Ich gehe die Bilder weiter durch und stelle fest, wie einfach das Ganze doch im Grunde ist. Ich möchte das Handy gerade wieder zur Seite legen, da ich noch kurz Duschen will, bevor wir anfangen zu gucken, als ich wieder eine Nachricht entdecke.
Juliansbookland
*Deine letzten Bilder sind wirklich großartig. Gut gemacht, Marinette.

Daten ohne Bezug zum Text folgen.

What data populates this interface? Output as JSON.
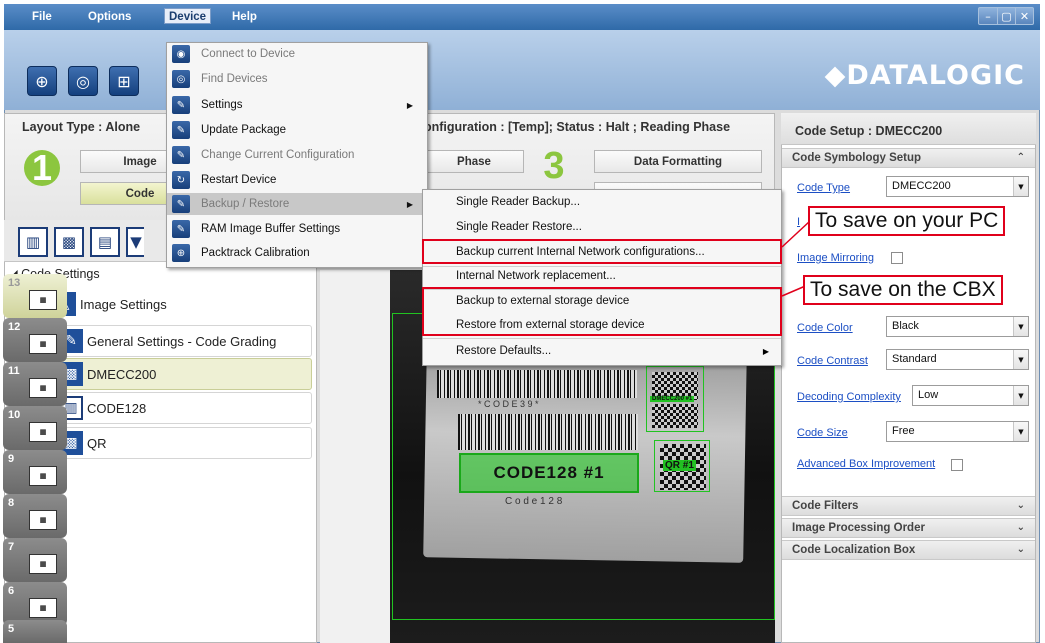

Bist du jetzt eigentlich mit der Schule fertig?*
Ich frage mich, wieso er mir diese Frage stellt, aber ich antworte darauf.
Juliansbookland
*Wirst du eine Lehre beginnen?*
Marinettesbookland
*Ja, ich werde eine Ausbildung zur Einzelhandelskauffrau machen.*
Auch hier muss ich eingestehen, dass scheinbar ein Fluch auf mir zu liegen scheint. Ich hatte über 100 Bewerbungen raus geschickt und 30 Vorstellungsgespräche erhalten, aber es kam absolut nichts zurück. Auf Nachfrage zuckten sie nur die Schultern oder klangen seltsam am Telefon. Irgendwann konnte es meine Mutter nicht mehr mit ansehen und hat das scheinbar Unmöglichste möglich gemacht und den Blumenladen als Ausbildungsbetrieb anmelden können. Ich weiß nicht, wie sie es geschafft hatte, aber eines Tages lag mein Ausbildungsvertrag auf dem Küchentisch und ich war einfach nur erleichtert. Denn ich kann tatsächlich eine Ausbildung zur Einzelhandelskauffrau absolvieren und hab so auch später gute Chancen. Ich kenne den Blumenladen besser als irgendjemand sonst und sollte ich mal krank sein, brauche ich den Chef nicht extra anrufen. Meine Chefin würde mich auch nicht übersehen oder vergessen. Die Schule befindet sich im Ort und ist zu Fuß erreichbar, denn für einen Führerschein hat es bisher noch nicht gereicht. Außerdem stellt sich auch hier die Frage: Müsste ich dem Fahrlehrer jedes Mal erklären, wer ich bin?